– Как друг детства, свойственник герцога и распорядитель государственных похорон, я взял на себя обязанности главного плакальщика. После кончины его жены и моей сестры Марии Тюдор, бывшей королевы Франции… – я заметил, как напряглась Кэтрин Уиллоби, – он предусмотрительно сообщил мне, что хотел бы скромно упокоиться в приходе обычной церкви Таттерс-холла в Линкольншире, «без всякой мирской пышности и суетного внешнего блеска». Памятуя о кредиторах и семейных долгах, покойный не желал неуместных затрат. Герцога отличала особая скромность. Он всегда заботился о других.
Передо мной, подобно стае черных воронов, темнел сонм необычайно молчаливых советников, сегодня они забыли о сварах и пререканиях.
– Герцог был моим другом. Мы знали друг друга с детских лет.
Умолкнув, я вытащил стихи, выбранные в качестве прощальной элегии. Как удачно, что нашлись эти славные строфы, поскольку мои творческие способности сейчас ограничивались возрастом семилетнего ребенка; и в сущности, именно он больше всего горевал – тот неуверенный в себе мальчишка из Шинского манора. Я развернул стихи Генри Говарда, написанные по другому случаю, хотя они как нельзя лучше отражали мои нынешние мысли.
Я помедлил, складывая листок. Также когда-то на похоронах моей матери читал стихи Томас Мор, а я, одиннадцатилетний мальчик, с трепетом внимал ему. Именно тогда, слушая его, я проникся добрыми чувствами к Мору, и они фатально связали меня с ним. Я еще оплакивал его, вопреки голосу разума. Мои лучшие детские и отроческие порывы мгновенно воскресли возле гроба Брэндона… и неизбежно рассеялись.
– Герцог Суффолк – наследник подлинного рыцарства, – сказал я, – и в жизни я не встречал более верного человека. Он никогда не предавал друзей, не побеждал противников бесчестным оружием…
Я глянул на моих противоборствующих тайных советников, клубок ядовитых змей: завистливых, злословящих и злоумышляющих. Их личины, благообразно облаченные в траур (за королевский счет), выглядели мирными и по-монашески праведными. Но я знал их гнилое нутро. Ох как хорошо знал!
– Может ли кто-то из вас признать за собой оные добродетели?
Далее я перешел к боевой доблести и военным успехам, особо остановившись на французской кампании 1522 года, когда Брэндон пылал желанием взять Париж.
– Остановили его только зима и недостаток средств, – рассказывал я. – Как истинный рыцарь, он всегда подчинялся приказам своего суверена. Даже когда тот… – я хотел сказать «ошибался», но почувствовал, что такая сентиментальность сейчас неуместна, – отдавал приказы, коих герцог не понимал. Однако он с честью выполнял их и неуклонно следовал своему долгу.
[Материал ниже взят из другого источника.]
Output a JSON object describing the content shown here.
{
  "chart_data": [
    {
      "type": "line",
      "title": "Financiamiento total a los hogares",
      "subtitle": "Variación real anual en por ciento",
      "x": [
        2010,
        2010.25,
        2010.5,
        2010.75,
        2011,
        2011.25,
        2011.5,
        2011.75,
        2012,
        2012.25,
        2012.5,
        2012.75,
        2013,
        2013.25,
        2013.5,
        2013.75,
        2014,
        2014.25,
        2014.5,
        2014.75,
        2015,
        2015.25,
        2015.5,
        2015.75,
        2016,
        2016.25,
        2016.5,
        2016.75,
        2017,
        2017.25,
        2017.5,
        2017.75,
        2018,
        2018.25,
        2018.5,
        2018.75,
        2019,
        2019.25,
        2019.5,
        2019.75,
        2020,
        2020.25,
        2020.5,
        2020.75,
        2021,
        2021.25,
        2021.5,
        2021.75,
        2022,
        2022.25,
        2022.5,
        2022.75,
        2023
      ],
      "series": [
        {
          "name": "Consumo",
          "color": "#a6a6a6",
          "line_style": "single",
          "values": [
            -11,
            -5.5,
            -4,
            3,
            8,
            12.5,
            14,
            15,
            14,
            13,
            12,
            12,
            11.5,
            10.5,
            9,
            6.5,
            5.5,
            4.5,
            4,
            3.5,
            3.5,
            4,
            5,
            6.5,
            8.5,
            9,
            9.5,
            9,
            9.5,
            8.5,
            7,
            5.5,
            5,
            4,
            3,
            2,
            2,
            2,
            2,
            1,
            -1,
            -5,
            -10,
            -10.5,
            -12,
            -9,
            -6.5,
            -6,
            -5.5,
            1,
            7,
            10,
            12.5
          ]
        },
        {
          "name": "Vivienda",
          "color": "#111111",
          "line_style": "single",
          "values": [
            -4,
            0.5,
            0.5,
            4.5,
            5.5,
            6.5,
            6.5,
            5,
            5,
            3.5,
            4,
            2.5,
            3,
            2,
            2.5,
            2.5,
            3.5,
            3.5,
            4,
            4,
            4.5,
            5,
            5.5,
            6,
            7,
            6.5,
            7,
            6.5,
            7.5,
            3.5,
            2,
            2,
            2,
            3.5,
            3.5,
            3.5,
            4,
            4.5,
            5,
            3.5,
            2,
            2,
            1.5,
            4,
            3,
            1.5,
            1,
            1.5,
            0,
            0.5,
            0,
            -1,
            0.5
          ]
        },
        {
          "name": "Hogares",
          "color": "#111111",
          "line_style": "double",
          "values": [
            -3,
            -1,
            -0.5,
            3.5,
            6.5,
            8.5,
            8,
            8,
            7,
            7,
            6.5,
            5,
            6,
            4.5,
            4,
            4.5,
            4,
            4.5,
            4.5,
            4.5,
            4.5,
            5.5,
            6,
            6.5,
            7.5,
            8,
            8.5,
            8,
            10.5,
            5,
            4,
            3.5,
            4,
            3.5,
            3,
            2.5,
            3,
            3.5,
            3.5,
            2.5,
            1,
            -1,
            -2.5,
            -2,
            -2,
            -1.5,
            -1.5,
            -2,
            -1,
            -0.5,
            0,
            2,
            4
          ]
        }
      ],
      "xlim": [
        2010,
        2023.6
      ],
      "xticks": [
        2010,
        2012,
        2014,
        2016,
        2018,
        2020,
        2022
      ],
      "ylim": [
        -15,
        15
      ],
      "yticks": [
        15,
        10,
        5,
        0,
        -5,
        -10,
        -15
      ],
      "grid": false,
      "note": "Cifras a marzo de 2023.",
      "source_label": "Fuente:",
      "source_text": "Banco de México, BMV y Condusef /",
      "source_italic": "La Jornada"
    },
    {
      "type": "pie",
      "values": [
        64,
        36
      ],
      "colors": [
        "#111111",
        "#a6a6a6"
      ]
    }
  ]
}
Это была неразрывная цепь. Брэндон связал себя ею, присягнув мне на верность, поэтому подчинялся моим противоречивым приказам («сражайся с французами», «нет, уходи от Парижа, ибо у нас нет денег»), подобно тому как я присягнул на верность Господу, чьи повеления бывали еще более озадачивающими. Не важно: мы ценим рыцаря за его преданность и стойкость, а не за его понимание.
Кранмер сделал мне предупредительный знак. И я понял, что отпущенное мне время почти истекло.
Мое время почти истекло.
Я окинул взглядом собравшихся у гроба, и внезапно у меня мелькнула мысль: это были мои похороны и моя погребальная служба.
Разве не положат меня в ту же землю? Разве не на тот же самый катафалк установят мой гроб?
Я присутствовал на репетиции собственных похорон. На моем месте, разумеется, будет кто-то другой. Но в остальном все будет точно так же. Тот же Тайный совет, усердно изображающий скорбь. Кранмер, спешащий завершить обряд.
Возле гроба дымилась курильница, распространявшая густые и таинственные восточные ароматы.
Она будет стоять возле моего гроба.
Я пристально взглянул на этот священный сосуд. «Ты будешь здесь, – подумал я, – а меня не будет? Ты увидишь меня мертвым, а мои глаза навеки закроются? Ты будешь куриться, когда мое дыхание иссякнет?»
Ужасно понимать, что ты бессилен изменить непреложный ход вещей.